SASSARI L'annuncio da parte del governatore Solinas di voler riprendere e concretizzare il progetto di un nuovo ospedale a Sassari, trova consensi da parte dei politici del territorio. Il sindaco Nanni Campus. «Abbiamo bisogno di un progetto organico globale: di un ospedale fatto da padiglioni collegati sia spazialmente che funzionalmente ma al contempo isolabili per funzioni e per emergenza ( Covid insegna) senza sprecare quanto già esistente. E il progetto deve prevedere un piano complessivo di riutilizzazione del Santissima Annunziata e dei padiglioni storici delle Cliniche. Ho da tempo espresso al Presidente la necessità di un investimento complessivo e di un progetto adeguato alle funzioni di massimo livello dì intensità e complessità, che il sistema sanitario regionale e sopratutto i sardi, ben oltre i limiti della nostra provincia, chiedono e giustamente pretendono dalla Azienda Ospedaliero Universitaria di Sassari». Gianfranco Ganau. «Sin dal primo momento in cui si è parlato di nuovo ospedale a Sassari, il progetto mi ha trovato totalmente d'accordo. Quando è avvenuta la fusione funzionale tra l'ospedale e le cliniche universitarie, secondo me era il momento di pensare concretamente anche a unire le due anime della sanità da un punto di vista logistico. Invece si è andati avanti con l'inutile sviluppo delle stecche universitarie, che non ha alcun senso. Con il Puc abbiamo individuato la localizzazione del nuovo ospedale, che potrebbe essere ospitato nella zona di Li Punti. Siamo a quattro chilometri dal centro cittadino, e in un'area facilmente raggiungibile dai centri dell'hinterland».

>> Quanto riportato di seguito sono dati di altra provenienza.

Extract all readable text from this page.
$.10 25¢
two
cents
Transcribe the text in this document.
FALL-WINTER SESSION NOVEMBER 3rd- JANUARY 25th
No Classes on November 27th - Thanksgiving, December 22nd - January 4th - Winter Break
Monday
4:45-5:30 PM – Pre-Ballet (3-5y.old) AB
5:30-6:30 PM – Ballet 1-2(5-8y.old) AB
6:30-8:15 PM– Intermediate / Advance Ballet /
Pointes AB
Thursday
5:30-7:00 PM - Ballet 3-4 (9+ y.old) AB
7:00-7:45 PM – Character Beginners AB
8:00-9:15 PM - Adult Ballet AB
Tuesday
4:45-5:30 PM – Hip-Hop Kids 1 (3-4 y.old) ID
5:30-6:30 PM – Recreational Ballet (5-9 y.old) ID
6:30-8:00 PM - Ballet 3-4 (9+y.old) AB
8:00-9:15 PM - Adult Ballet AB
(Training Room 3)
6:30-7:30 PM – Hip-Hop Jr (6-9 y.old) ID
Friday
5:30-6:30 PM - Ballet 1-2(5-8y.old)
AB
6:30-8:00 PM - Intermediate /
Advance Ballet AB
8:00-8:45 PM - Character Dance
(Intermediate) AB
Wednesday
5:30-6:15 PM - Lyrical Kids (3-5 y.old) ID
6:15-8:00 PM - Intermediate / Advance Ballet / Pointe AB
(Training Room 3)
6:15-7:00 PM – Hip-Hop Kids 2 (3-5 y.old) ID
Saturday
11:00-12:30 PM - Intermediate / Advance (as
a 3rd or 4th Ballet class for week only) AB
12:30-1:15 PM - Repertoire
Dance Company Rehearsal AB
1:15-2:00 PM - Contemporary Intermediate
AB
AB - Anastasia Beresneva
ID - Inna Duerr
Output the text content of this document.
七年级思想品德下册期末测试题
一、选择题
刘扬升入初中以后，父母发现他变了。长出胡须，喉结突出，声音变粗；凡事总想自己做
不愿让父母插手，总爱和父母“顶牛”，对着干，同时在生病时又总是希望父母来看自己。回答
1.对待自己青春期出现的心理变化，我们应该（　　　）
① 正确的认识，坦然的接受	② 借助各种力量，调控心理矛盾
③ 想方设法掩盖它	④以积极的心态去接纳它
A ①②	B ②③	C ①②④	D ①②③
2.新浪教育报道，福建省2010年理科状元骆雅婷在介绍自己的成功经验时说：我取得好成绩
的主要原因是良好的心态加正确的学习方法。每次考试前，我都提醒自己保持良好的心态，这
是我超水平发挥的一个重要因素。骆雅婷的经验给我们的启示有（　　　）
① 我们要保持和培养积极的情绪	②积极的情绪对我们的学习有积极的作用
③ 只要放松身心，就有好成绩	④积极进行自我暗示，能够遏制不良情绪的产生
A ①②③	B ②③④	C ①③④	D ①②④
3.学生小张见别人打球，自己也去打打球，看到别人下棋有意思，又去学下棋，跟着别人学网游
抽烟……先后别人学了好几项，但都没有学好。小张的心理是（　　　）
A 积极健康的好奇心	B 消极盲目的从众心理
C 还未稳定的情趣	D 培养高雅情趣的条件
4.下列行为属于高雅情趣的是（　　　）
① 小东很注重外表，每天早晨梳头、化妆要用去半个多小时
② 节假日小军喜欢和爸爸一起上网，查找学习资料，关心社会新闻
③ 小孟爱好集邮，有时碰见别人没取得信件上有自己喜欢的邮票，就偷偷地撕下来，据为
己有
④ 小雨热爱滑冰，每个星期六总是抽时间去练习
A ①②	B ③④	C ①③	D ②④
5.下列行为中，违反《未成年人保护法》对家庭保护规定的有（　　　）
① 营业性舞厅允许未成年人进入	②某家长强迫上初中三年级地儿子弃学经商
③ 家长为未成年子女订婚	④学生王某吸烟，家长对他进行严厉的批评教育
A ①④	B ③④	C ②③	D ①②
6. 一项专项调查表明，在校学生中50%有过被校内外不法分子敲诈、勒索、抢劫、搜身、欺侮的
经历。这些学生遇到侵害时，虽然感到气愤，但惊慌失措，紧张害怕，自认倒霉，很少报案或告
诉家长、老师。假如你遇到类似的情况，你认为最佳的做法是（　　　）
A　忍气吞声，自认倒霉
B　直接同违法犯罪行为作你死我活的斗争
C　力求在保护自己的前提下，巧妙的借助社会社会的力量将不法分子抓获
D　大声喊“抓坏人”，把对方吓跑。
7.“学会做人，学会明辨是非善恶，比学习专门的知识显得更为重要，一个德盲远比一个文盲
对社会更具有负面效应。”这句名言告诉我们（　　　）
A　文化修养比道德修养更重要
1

Antonello Peru. «Da anni insisto sulla realizzazione di un ospedale completamente nuovo a Sassari. Le motivazioni sono chiare. Le tre aree principali che devono far parte di un presidio ospedaliero (l'area medica, quella chirurgica e quella diagnostica e laboratorio) a Sassari sono dislocate in ben sette padiglioni, lontane le une dalle altre, senza che abbiano la possibilità di dialogare tra di loro. Abbiamo fuso le strutture dell'AOU e della ASL ma una strada continua a dividere quello che dovrebbe essere unito e integrato. A Sassari ci sono due rianimazioni, tre chirurgie, due medicine interne, due radiologie, doppioni e strutture sanitarie triplicate e con esse aumentano in maniera esponenziale i costi ma anche il mal funzionamento, con dispendio di energie anche da parte degli stessi operatori sanitari. Spendiamo un milione e mezzo di euro all'anno di ambulanze per portare pazienti da un reparto ad un altro. Non c'è un'adeguata area parcheggi. Una volta ultimato il nuovo ospedale, il Santissima Annunziata potrebbe diventare RSA mentre gli altri padiglioni di viale San Pietro potrebbero ospitare gli uffici amministrativi non solo della sanità ma anche di altri enti pubblici. Ci sarebbe sicuramente una ulteriore riduzione di costi, per tutte le somme per gli affitti che vengono attualmente pagate e che verrebbero risparmiate. Insomma si tratterebbe di una rivoluzione positiva i cui benefici sarebbero indubbi sotto tutti i punti di vista. Sono contento del fatto che il presidente della regione voglia andare in questa direzione». (lu.so.)